Não temos procuração para a defesa das empresas que exploram os equipamentos eletrônicos que multam os condutores de veículos em Curitiba. Nem as planilhas de cálculo para aquilatar se as multas que infringem são ou não altas demais. Menos ainda, conhecimentos sobre custos, expectativas justas de lucros e o que mais entre no passivo e os motoristas multados têm de cobrir. Assim, se nos é dito que uma dessas empresas faturou tantos milhões de reais, o número parece grande demais, insinuando existir uma indústria das multas.

A chamada indústria das multas, com empresas particulares, com poderes delegados pelo município, flagrando motoristas dirigindo em velocidade acima da permitida, foi objeto dos debates, principalmente no segundo turno das eleições para prefeito de Curitiba. Um e outro dos candidatos eram contra. E ambos não eram capazes de demonstrar a provável existência dessa indústria. Um era mais radical, desejando acabar com os chamados “pardais”, as máquinas que flagram os motoristas e multam. Outro era a favor da revisão do assunto, talvez com uma diminuição nos valores cobrados e proibição de os “pardais” ficarem escondidos. Nada de máquinas escondidas fotografando os automóveis, suas placas e até motoristas, para depois impingir-lhes multas que o novo Código de Trânsito Brasileiro já não consigna em valores baixos.

Passadas as eleições, cremos que é hora de repensar esse assunto. Ele foi discutido na campanha com sofismas.

Em primeiro lugar, é de se aquilatar da conveniência da delegação de poderes para empresas particulares multarem. E destas, para equipamentos eletrônicos. Não há dúvida que esse processo é mais prático do que imaginar que teremos milhares de guardas de trânsito, dia e noite, cobrindo toda a cidade. Quanto às máquinas ficarem escondidas, houve concordância dos dois candidatos. Ambos, o vitorioso e o perdedor, entendem que os “pardais” devem ficar visíveis, como um aviso para que o mau motorista não infrinja a lei. Que diminua a velocidade quando se aproxima, mesmo que em seguida torne a correr em desabalada carreira e talvez atropele alguém um pouco adiante, bata num poste ou num outro veículo, causando ferimentos e mortes.

Não conseguimos entender por que avisar o mau motorista. Por que protegê-lo das multas. Quem tem de ser protegido é o bom motorista e o pedestre. Os candidatos, mesmo o que ganhou, Beto Richa, esqueceram-se de um fato que, se levantado, poderia ser mais convincente do que essa discussão sem bases fundadas e que cheira a demagogia.

Se os multados têm automóveis e correm acima da velocidade permitida, por isso sendo multados através de flagrantes dados pelos “pardais”, o povão anda a pé, de bicicleta ou de ônibus e nessa luta do trânsito é a vítima.
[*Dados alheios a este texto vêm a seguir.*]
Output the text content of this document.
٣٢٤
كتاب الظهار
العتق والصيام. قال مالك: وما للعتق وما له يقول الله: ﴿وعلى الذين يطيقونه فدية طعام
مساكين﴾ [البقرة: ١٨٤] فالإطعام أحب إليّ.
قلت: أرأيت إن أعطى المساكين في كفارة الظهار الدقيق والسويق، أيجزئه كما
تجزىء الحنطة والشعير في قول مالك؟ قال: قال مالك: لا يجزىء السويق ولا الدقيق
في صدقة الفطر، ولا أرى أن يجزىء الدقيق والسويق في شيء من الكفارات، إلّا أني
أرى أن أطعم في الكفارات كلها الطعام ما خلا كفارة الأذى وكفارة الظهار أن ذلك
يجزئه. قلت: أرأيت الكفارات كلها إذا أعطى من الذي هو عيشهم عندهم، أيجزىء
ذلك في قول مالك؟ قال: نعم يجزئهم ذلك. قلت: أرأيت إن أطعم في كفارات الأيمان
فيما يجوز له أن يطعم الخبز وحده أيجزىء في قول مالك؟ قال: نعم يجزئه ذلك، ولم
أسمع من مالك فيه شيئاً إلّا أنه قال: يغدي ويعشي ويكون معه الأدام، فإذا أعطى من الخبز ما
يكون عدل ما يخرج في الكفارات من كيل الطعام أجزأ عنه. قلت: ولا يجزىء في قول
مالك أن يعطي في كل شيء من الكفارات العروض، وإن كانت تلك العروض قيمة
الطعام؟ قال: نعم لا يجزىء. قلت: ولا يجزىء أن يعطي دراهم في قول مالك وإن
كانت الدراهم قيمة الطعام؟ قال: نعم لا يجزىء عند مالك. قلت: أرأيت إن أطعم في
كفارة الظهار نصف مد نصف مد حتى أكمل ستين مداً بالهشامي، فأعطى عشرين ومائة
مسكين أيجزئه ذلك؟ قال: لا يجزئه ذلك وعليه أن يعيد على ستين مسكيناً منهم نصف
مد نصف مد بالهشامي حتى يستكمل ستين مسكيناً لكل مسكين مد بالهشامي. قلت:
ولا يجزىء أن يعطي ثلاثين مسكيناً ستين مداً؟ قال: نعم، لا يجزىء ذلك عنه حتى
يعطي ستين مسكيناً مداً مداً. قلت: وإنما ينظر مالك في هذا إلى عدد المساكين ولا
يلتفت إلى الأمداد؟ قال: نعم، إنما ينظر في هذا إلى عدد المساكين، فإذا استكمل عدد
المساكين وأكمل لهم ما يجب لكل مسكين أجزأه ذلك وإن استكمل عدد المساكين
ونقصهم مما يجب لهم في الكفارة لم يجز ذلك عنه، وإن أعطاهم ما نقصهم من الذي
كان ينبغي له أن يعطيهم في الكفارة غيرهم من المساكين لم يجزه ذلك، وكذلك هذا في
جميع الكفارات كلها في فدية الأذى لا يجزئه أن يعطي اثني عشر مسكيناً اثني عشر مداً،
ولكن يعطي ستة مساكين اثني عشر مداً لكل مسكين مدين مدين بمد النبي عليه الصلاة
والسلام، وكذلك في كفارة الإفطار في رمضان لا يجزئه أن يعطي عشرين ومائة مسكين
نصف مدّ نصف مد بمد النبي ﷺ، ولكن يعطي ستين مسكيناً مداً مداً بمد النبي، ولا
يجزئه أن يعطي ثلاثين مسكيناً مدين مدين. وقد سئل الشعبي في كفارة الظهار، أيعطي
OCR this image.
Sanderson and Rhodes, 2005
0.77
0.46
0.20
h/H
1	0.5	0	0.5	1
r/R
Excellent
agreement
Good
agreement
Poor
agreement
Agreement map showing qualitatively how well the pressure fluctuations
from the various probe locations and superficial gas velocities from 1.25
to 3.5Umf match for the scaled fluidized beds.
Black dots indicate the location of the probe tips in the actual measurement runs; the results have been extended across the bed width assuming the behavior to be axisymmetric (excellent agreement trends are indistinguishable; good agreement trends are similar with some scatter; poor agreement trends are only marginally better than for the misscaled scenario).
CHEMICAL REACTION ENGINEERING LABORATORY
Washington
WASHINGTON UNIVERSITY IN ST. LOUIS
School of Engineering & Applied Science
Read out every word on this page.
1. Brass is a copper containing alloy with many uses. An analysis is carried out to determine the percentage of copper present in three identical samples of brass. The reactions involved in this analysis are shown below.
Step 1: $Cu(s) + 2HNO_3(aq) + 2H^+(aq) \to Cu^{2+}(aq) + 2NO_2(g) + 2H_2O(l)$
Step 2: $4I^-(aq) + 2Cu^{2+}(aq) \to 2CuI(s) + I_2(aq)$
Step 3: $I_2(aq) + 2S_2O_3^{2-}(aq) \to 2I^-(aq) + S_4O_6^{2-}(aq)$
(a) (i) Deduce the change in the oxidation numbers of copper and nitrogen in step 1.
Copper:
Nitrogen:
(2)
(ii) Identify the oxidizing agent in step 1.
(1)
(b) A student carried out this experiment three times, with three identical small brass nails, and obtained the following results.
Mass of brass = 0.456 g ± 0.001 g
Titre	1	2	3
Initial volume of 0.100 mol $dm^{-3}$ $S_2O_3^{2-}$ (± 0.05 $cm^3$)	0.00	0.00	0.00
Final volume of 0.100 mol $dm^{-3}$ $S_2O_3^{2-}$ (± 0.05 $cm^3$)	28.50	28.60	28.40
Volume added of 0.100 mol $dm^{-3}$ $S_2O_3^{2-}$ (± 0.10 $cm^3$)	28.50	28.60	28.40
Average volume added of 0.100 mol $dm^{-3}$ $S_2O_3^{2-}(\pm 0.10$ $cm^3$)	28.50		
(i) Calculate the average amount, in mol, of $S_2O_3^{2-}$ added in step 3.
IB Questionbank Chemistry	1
Pouco lhe importa se os maus motoristas são multados e os “pardais” se escondem. Talvez até torça para isso. E esse grupo, o das vítimas do trânsito, muitas das quais morrem porque há quem não tenha medo da chamada indústria das multas, é muito maior do que aquele dos que têm seus possantes veículos e andam em carreira pela cidade.
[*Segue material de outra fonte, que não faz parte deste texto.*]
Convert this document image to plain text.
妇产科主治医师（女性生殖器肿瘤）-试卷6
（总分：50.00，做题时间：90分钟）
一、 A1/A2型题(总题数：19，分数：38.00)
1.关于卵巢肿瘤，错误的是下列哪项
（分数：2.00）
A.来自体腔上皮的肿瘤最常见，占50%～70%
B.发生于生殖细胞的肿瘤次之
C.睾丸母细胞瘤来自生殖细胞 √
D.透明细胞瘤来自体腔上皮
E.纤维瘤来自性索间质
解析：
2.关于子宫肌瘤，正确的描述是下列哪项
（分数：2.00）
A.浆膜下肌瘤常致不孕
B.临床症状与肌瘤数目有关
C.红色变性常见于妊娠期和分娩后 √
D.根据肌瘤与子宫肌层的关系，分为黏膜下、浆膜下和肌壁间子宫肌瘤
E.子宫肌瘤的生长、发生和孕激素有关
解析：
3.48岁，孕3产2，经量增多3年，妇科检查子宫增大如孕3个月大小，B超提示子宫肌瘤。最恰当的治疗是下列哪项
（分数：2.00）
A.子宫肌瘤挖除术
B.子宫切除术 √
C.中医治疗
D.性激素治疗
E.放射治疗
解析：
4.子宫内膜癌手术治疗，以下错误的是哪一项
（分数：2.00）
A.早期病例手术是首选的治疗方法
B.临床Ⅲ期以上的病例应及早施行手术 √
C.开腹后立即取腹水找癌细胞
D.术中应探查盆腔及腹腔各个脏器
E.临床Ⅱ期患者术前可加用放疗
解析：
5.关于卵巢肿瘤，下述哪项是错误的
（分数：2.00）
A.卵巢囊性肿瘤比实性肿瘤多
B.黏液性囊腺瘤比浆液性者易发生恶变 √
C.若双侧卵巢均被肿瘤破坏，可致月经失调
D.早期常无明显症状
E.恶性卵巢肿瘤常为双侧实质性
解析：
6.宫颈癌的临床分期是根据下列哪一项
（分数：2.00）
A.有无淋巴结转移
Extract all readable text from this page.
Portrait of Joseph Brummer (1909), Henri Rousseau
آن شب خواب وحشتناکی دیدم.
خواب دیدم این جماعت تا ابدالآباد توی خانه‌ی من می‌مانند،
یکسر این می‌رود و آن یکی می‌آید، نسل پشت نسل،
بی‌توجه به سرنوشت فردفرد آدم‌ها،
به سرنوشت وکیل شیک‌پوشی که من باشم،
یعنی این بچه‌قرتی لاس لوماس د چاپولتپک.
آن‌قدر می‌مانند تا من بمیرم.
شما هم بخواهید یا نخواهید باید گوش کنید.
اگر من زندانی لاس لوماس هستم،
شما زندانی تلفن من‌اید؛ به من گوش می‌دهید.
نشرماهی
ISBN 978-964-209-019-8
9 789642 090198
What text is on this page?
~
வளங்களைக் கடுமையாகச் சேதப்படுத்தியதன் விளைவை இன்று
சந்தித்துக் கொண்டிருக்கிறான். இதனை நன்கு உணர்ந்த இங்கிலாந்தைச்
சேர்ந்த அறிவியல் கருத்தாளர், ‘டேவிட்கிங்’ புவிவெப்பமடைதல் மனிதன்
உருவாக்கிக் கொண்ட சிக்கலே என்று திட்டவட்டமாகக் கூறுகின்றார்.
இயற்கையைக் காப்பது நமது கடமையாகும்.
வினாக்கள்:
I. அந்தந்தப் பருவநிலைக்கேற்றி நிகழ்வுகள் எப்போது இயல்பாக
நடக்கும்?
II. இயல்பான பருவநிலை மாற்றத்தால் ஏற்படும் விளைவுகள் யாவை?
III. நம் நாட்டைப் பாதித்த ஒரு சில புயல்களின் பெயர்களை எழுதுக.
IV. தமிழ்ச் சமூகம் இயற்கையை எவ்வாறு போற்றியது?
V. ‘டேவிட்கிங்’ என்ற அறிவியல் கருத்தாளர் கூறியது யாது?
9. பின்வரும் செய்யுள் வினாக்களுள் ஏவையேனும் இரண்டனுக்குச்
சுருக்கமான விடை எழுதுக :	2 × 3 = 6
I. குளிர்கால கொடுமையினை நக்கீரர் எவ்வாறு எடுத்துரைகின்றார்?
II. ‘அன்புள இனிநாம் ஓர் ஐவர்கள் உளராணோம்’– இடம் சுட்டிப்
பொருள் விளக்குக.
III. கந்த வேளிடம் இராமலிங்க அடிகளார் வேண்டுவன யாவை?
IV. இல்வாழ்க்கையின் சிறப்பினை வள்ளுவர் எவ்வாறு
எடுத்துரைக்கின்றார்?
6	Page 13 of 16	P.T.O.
Assim, se um dos candidatos tivesse encarado o assunto do ponto de vista dos pedestres, contra os infratores das regras de trânsito, poderia conquistar mais votos do que os que bajularam os motorizados infratores. Mas nenhum deles pensou nisso, criando-se uma discussão estribada em sofismas que deu votos e tirou votos de ambos os candidatos, igualmente desconhecedores do âmago da questão.